Further optimization of HBX 19,818 and HBX 28,258 has led to a more potent and specific inhibitor named HBX41,108, which inhibits USP7 activity with an IC50 of 424 nM (Colland et al., 2009). This new USP7 inhibitor has been found to significantly reverse the USP7-mediated MDM2 stabilization and increase the expression of p53 and p21 in a dose-dependent manner. The molecular modeling and docking studies have been performed and the results suggest that HBX41,108 may covalently bind to the ubiquitin-binding sites on USP7 and allosterically inhibit its catalytic activity (Colland et al., 2009). Importantly, HBX41,108 can significantly inhibit cell proliferation and induce apoptosis in HCT116 cells at submicromolar concentrations (Colland et al., 2009). Another high-throughput screening of a library containing ∼500K compounds at FORMA Therapeutics has recently been performed by using a ubiquitin-rhodamine assay, and a covalent inhibitor FT827 has been identified (Turnbull et al., 2017). Similar to HBX 19,818 and HBX 28,258, FT827 binds to the catalytic domain of USP7 (KD = 7.8 μM) by covalently modifying Cys223 of this domain and inhibits the enzymatic activity (Turnbull et al., 2017). However, the in vivo efficacy, toxicology, and pharmacokinetics of HBX41,108 and FT827 are still unknown yet, which are critical for further developing these compounds as anticancer agents.
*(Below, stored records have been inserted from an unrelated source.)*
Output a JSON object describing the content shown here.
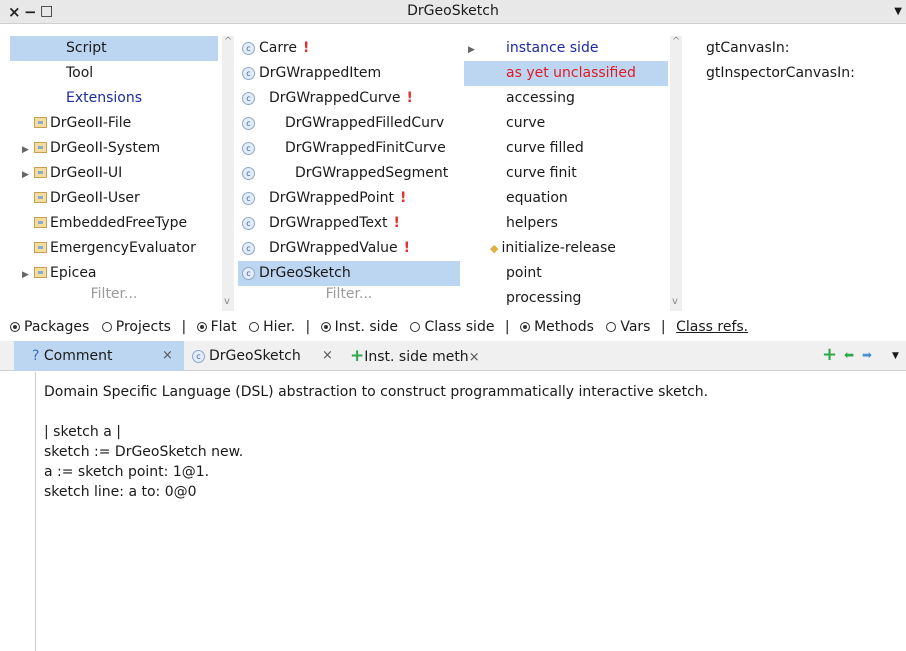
{
  "window": {
    "title": "DrGeoSketch"
  },
  "packages": {
    "items": [
      {
        "label": "Script",
        "kind": "plain",
        "selected": true,
        "color": "normal"
      },
      {
        "label": "Tool",
        "kind": "plain",
        "color": "normal"
      },
      {
        "label": "Extensions",
        "kind": "plain",
        "color": "blue"
      },
      {
        "label": "DrGeoII-File",
        "kind": "pkg",
        "expandable": false
      },
      {
        "label": "DrGeoII-System",
        "kind": "pkg",
        "expandable": true
      },
      {
        "label": "DrGeoII-UI",
        "kind": "pkg",
        "expandable": true
      },
      {
        "label": "DrGeoII-User",
        "kind": "pkg",
        "expandable": false
      },
      {
        "label": "EmbeddedFreeType",
        "kind": "pkg",
        "expandable": false
      },
      {
        "label": "EmergencyEvaluator",
        "kind": "pkg",
        "expandable": false
      },
      {
        "label": "Epicea",
        "kind": "pkg",
        "expandable": true
      }
    ],
    "filter_placeholder": "Filter..."
  },
  "classes": {
    "items": [
      {
        "label": "Carre",
        "warning": "!"
      },
      {
        "label": "DrGWrappedItem"
      },
      {
        "label": "DrGWrappedCurve",
        "warning": "!"
      },
      {
        "label": "DrGWrappedFilledCurv"
      },
      {
        "label": "DrGWrappedFinitCurve"
      },
      {
        "label": "DrGWrappedSegment"
      },
      {
        "label": "DrGWrappedPoint",
        "warning": "!"
      },
      {
        "label": "DrGWrappedText",
        "warning": "!"
      },
      {
        "label": "DrGWrappedValue",
        "warning": "!"
      },
      {
        "label": "DrGeoSketch",
        "selected": true
      }
    ],
    "filter_placeholder": "Filter..."
  },
  "protocols": {
    "items": [
      {
        "label": "instance side",
        "color": "blue",
        "arrow": true
      },
      {
        "label": "as yet unclassified",
        "color": "red",
        "selected": true
      },
      {
        "label": "accessing"
      },
      {
        "label": "curve"
      },
      {
        "label": "curve filled"
      },
      {
        "label": "curve finit"
      },
      {
        "label": "equation"
      },
      {
        "label": "helpers"
      },
      {
        "label": "initialize-release",
        "marker": true
      },
      {
        "label": "point"
      },
      {
        "label": "processing"
      }
    ]
  },
  "methods": {
    "items": [
      {
        "label": "gtCanvasIn:"
      },
      {
        "label": "gtInspectorCanvasIn:"
      }
    ]
  },
  "radio_bar": {
    "packages": "Packages",
    "projects": "Projects",
    "flat": "Flat",
    "hier": "Hier.",
    "inst_side": "Inst. side",
    "class_side": "Class side",
    "methods": "Methods",
    "vars": "Vars",
    "class_refs": "Class refs.",
    "sep": "|"
  },
  "tabs": [
    {
      "label": "Comment",
      "prefix": "?"
    },
    {
      "label": "DrGeoSketch",
      "prefix": "c"
    },
    {
      "label": "Inst. side meth",
      "prefix": "+"
    }
  ],
  "tab_close": "×",
  "comment": {
    "line1": "Domain Specific Language (DSL) abstraction to construct programmatically interactive sketch.",
    "line2": "",
    "line3": "| sketch a |",
    "line4": "sketch := DrGeoSketch new.",
    "line5": "a := sketch point: 1@1.",
    "line6": "sketch line: a to: 0@0"
  },
  "icons": {
    "close": "×",
    "minimize": "−",
    "maximize": "□",
    "menu": "▼",
    "add": "+",
    "back": "⬅",
    "forward": "➡",
    "expand": "▶",
    "warning": "!"
  },
  "colors": {
    "selection": "#bcd6f2",
    "warning": "#e23030",
    "blue_text": "#1c2a9e",
    "red_text": "#e01b24",
    "add_green": "#2ea84a"
  }
}
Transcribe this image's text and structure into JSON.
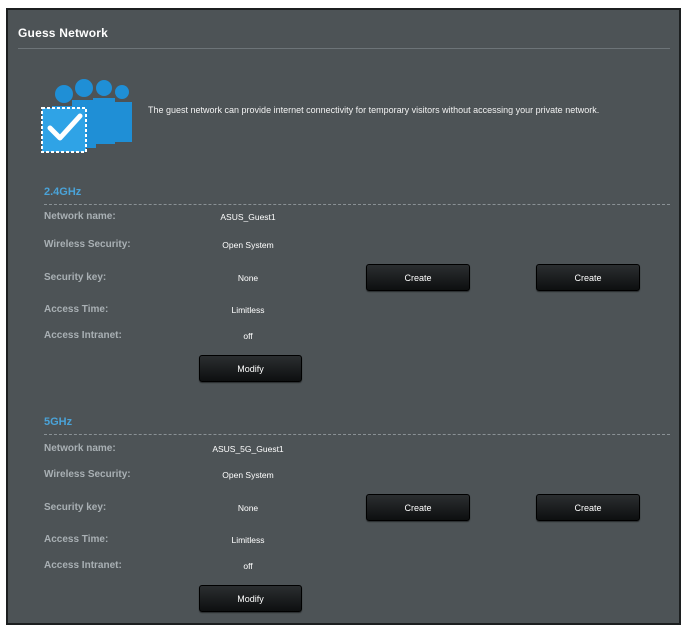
{
  "title": "Guess Network",
  "description": "The guest network can provide internet connectivity for temporary visitors without accessing your private network.",
  "icon": "guest-users-checkbox-icon",
  "colors": {
    "panel": "#4d5356",
    "band_label": "#4aa3d8",
    "field_label": "#a9b0b4",
    "button": "#111314",
    "icon_blue": "#1f8fd6"
  },
  "bands": [
    {
      "label": "2.4GHz",
      "fields": [
        {
          "label": "Network name:",
          "value": "ASUS_Guest1"
        },
        {
          "label": "Wireless Security:",
          "value": "Open System"
        },
        {
          "label": "Security key:",
          "value": "None"
        },
        {
          "label": "Access Time:",
          "value": "Limitless"
        },
        {
          "label": "Access Intranet:",
          "value": "off"
        }
      ],
      "create_buttons": [
        "Create",
        "Create"
      ],
      "modify_button": "Modify"
    },
    {
      "label": "5GHz",
      "fields": [
        {
          "label": "Network name:",
          "value": "ASUS_5G_Guest1"
        },
        {
          "label": "Wireless Security:",
          "value": "Open System"
        },
        {
          "label": "Security key:",
          "value": "None"
        },
        {
          "label": "Access Time:",
          "value": "Limitless"
        },
        {
          "label": "Access Intranet:",
          "value": "off"
        }
      ],
      "create_buttons": [
        "Create",
        "Create"
      ],
      "modify_button": "Modify"
    }
  ]
}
Another P5091 derivative, termed P217564 has been generated and shown to impair the suppressive functions of Foxp3+ Treg cells in a Tip60-dependent way, thereby enhancing the antitumor immune response in vivo (Wang et al., 2016a). Molecular mechanism studies have indicated that P217564 treatment promotes the ubiquitination and degradation of Foxp3 and Tip60, which play essential roles in maintaining the functions of Treg cells. P217564 has also been shown to inhibit tumor growth in syngeneic mice by improving the host antitumor immune responses (Wang et al., 2016b). Of note, the Teff cells from P217564-treated mice have exhibited resistance to the suppression by Treg cells, which suggests that the USP7 inhibitor does not abrogate the functions of Teff cells in vivo (Wang et al., 2016a). Further studies have indicated that P217564 is a USP7/USP47 dual inhibitor with IC50 values of 0.48 and 0.66 μM, respectively (Wang et al., 2017a). Different from P5091, P217564 directly targets the catalytic core domain of USP7 and forms a covalent adduct with Cys223 on USP7, consequently inducing the inactivation of USP7 and the degradation of USP7 substrates, including MDM2, Foxp3, and Tip60 (Wang et al., 2017a).
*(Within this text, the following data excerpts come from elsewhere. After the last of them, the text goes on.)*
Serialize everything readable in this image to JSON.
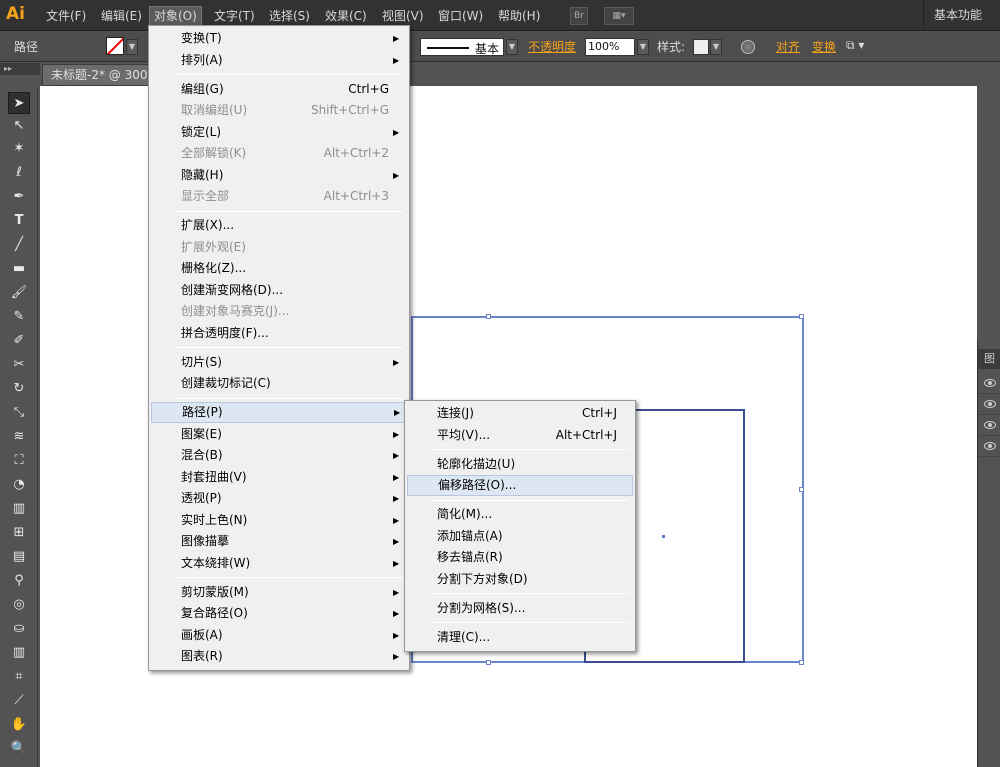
{
  "menubar": {
    "logo": "Ai",
    "items": [
      "文件(F)",
      "编辑(E)",
      "对象(O)",
      "文字(T)",
      "选择(S)",
      "效果(C)",
      "视图(V)",
      "窗口(W)",
      "帮助(H)"
    ],
    "bridge_label": "Br",
    "workspace": "基本功能"
  },
  "controlbar": {
    "selection_label": "路径",
    "stroke_style": "基本",
    "opacity_label": "不透明度",
    "opacity_value": "100%",
    "style_label": "样式:",
    "align_label": "对齐",
    "transform_label": "变换"
  },
  "document_tab": {
    "title": "未标题-2* @ 300%"
  },
  "toolbar": {
    "tools": [
      "selection-tool",
      "direct-selection-tool",
      "magic-wand-tool",
      "lasso-tool",
      "pen-tool",
      "type-tool",
      "line-tool",
      "rectangle-tool",
      "paintbrush-tool",
      "pencil-tool",
      "blob-brush-tool",
      "scissors-tool",
      "rotate-tool",
      "scale-tool",
      "width-tool",
      "free-transform-tool",
      "shape-builder-tool",
      "perspective-grid-tool",
      "mesh-tool",
      "gradient-tool",
      "eyedropper-tool",
      "blend-tool",
      "symbol-sprayer-tool",
      "column-graph-tool",
      "artboard-tool",
      "slice-tool",
      "hand-tool",
      "zoom-tool"
    ]
  },
  "right_panel": {
    "title": "图"
  },
  "object_menu": {
    "groups": [
      [
        {
          "label": "变换(T)",
          "submenu": true
        },
        {
          "label": "排列(A)",
          "submenu": true
        }
      ],
      [
        {
          "label": "编组(G)",
          "shortcut": "Ctrl+G"
        },
        {
          "label": "取消编组(U)",
          "shortcut": "Shift+Ctrl+G",
          "disabled": true
        },
        {
          "label": "锁定(L)",
          "submenu": true
        },
        {
          "label": "全部解锁(K)",
          "shortcut": "Alt+Ctrl+2",
          "disabled": true
        },
        {
          "label": "隐藏(H)",
          "submenu": true
        },
        {
          "label": "显示全部",
          "shortcut": "Alt+Ctrl+3",
          "disabled": true
        }
      ],
      [
        {
          "label": "扩展(X)..."
        },
        {
          "label": "扩展外观(E)",
          "disabled": true
        },
        {
          "label": "栅格化(Z)..."
        },
        {
          "label": "创建渐变网格(D)..."
        },
        {
          "label": "创建对象马赛克(J)...",
          "disabled": true
        },
        {
          "label": "拼合透明度(F)..."
        }
      ],
      [
        {
          "label": "切片(S)",
          "submenu": true
        },
        {
          "label": "创建裁切标记(C)"
        }
      ],
      [
        {
          "label": "路径(P)",
          "submenu": true,
          "hover": true
        },
        {
          "label": "图案(E)",
          "submenu": true
        },
        {
          "label": "混合(B)",
          "submenu": true
        },
        {
          "label": "封套扭曲(V)",
          "submenu": true
        },
        {
          "label": "透视(P)",
          "submenu": true
        },
        {
          "label": "实时上色(N)",
          "submenu": true
        },
        {
          "label": "图像描摹",
          "submenu": true
        },
        {
          "label": "文本绕排(W)",
          "submenu": true
        }
      ],
      [
        {
          "label": "剪切蒙版(M)",
          "submenu": true
        },
        {
          "label": "复合路径(O)",
          "submenu": true
        },
        {
          "label": "画板(A)",
          "submenu": true
        },
        {
          "label": "图表(R)",
          "submenu": true
        }
      ]
    ]
  },
  "path_submenu": {
    "groups": [
      [
        {
          "label": "连接(J)",
          "shortcut": "Ctrl+J"
        },
        {
          "label": "平均(V)...",
          "shortcut": "Alt+Ctrl+J"
        }
      ],
      [
        {
          "label": "轮廓化描边(U)"
        },
        {
          "label": "偏移路径(O)...",
          "hover": true
        }
      ],
      [
        {
          "label": "简化(M)..."
        },
        {
          "label": "添加锚点(A)"
        },
        {
          "label": "移去锚点(R)"
        },
        {
          "label": "分割下方对象(D)"
        }
      ],
      [
        {
          "label": "分割为网格(S)..."
        }
      ],
      [
        {
          "label": "清理(C)..."
        }
      ]
    ]
  },
  "colors": {
    "accent": "#f7a21b",
    "selection_blue": "#6a86c8",
    "menu_hover": "#dde6f3"
  }
}
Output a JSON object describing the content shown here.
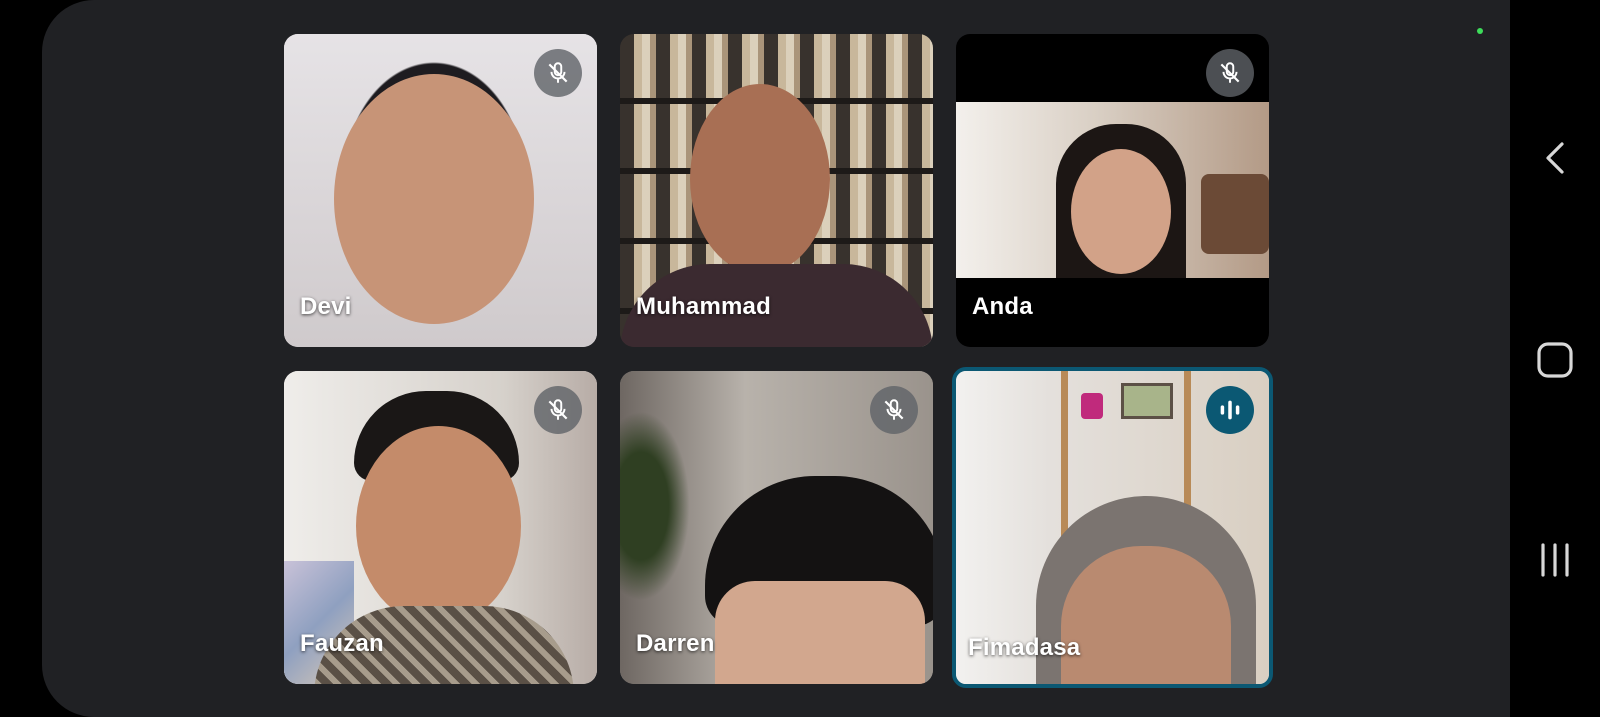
{
  "participants": [
    {
      "name": "Devi",
      "muted": true
    },
    {
      "name": "Muhammad",
      "muted": false
    },
    {
      "name": "Anda",
      "muted": true
    },
    {
      "name": "Fauzan",
      "muted": true
    },
    {
      "name": "Darren",
      "muted": true
    },
    {
      "name": "Fimadasa",
      "muted": false,
      "speaking": true
    }
  ],
  "colors": {
    "background": "#202124",
    "active_speaker": "#0b5873",
    "status_dot": "#3ddc5a"
  },
  "icons": {
    "mute": "mic-off-icon",
    "speaking": "audio-level-icon",
    "nav_back": "back-chevron-icon",
    "nav_home": "home-square-icon",
    "nav_recents": "recents-bars-icon"
  }
}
Inhibiting USP7 Activity via Non-covalent Binding

Thanks to the advances in understanding the crystal structures of USP7, USP7-ligand complexes, and the functional domains, especially the catalytic core (Hu et al., 2002), several small-molecule inhibitors have been designed and developed to non-covalently bind to USP7 and selectively inhibit its deubiquitinating activity, including but not limited to the thiazole derivatives C7 and C19 (Chen et al., 2017), XL188 (Lamberto et al., 2017), FT671 (Turnbull et al., 2017), CDDO-Me (Qin et al., 2016), GNE-6640 (Kategaya et al., 2017), GNE-6776 (Kategaya et al., 2017), and compounds 1, 2, 4, and 5 (Gavory et al., 2018).
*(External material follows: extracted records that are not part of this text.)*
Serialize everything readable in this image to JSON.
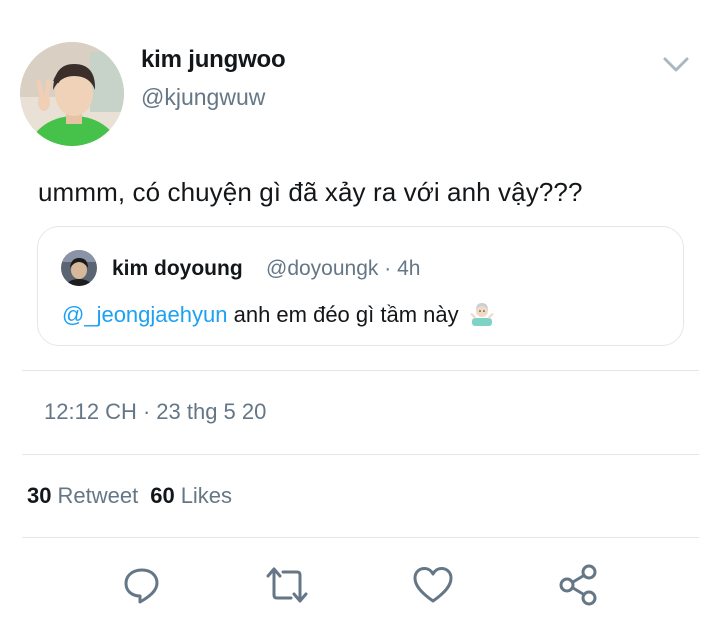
{
  "author": {
    "name": "kim jungwoo",
    "handle": "@kjungwuw",
    "avatar_icon": "profile-photo"
  },
  "tweet": {
    "text": "ummm, có chuyện gì đã xảy ra với anh vậy???"
  },
  "quoted_tweet": {
    "name": "kim doyoung",
    "handle": "@doyoungk",
    "separator": "·",
    "age": "4h",
    "mention": "@_jeongjaehyun",
    "text": "anh em đéo gì tầm này",
    "emoji_icon": "person-shrugging-emoji"
  },
  "meta": {
    "time": "12:12 CH",
    "separator": "·",
    "date": "23 thg 5 20"
  },
  "stats": {
    "retweets_count": "30",
    "retweets_label": "Retweet",
    "likes_count": "60",
    "likes_label": "Likes"
  },
  "actions": [
    "reply-icon",
    "retweet-icon",
    "like-icon",
    "share-icon"
  ],
  "colors": {
    "text": "#14171a",
    "secondary": "#657786",
    "link": "#1da1f2",
    "border": "#e1e8ed",
    "icon": "#657786"
  }
}
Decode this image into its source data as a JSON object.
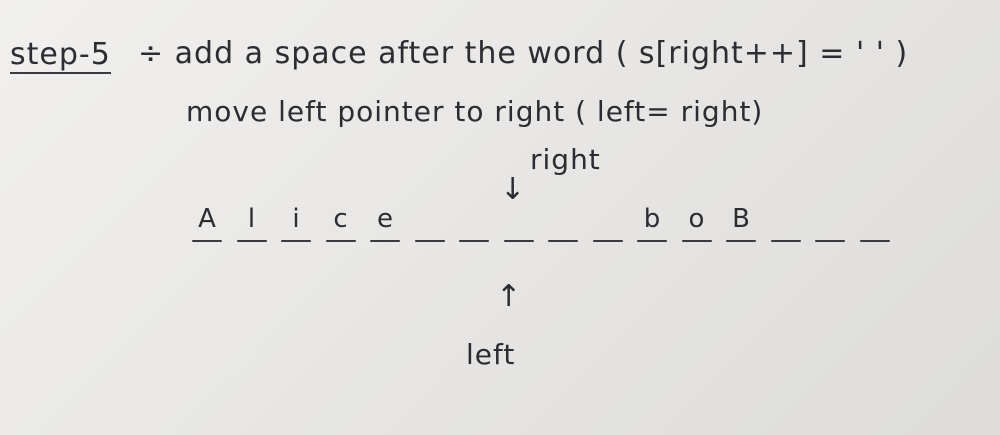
{
  "note": {
    "step_label": "step-5",
    "step_text": "÷ add a space after the word ( s[right++] = ' ' )",
    "line2": "move left pointer to right ( left= right)",
    "right_label": "right",
    "left_label": "left"
  },
  "cells": [
    "A",
    "l",
    "i",
    "c",
    "e",
    "",
    "",
    "",
    "",
    "",
    "b",
    "o",
    "B",
    "",
    "",
    ""
  ],
  "pointers": {
    "right_index": 6,
    "left_index": 6
  }
}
Some of these inhibitors have been designed to target the catalytic domain of USP7 via non-covalent binding and inhibit its deubiquitinating activity. Chen et al. (2017) have designed and synthesized a new class of thiazole derivatives based on the chemical structure of P22077 and the crystal structure of USP7. The lead compounds C7 and C19 have been found to directly bind to the ubiquitin-binding site of USP7 and inhibit its activity with IC50 values of 0.67 and 1.35 μM, respectively (Chen et al., 2017). Both compounds have exhibited anti-proliferation activity in cancer cells in vitro, independent of p53 (Chen et al., 2017). Lamberto et al. (2017) have performed a structure-based design and developed a non-covalent-binding USP7 inhibitor termed XL188, which selectively binds to the S4–S5 pocket of USP7 (KD = 104 nM) and potently inhibits its enzymatic activity (IC50 = 90 nM). XL188 has also been found to accelerate MDM2 protein degradation and increase the accumulation of p53 and p21 (Lamberto et al., 2017). However, the in vivo efficacy and safety profiles of these inhibitors have not been examined yet.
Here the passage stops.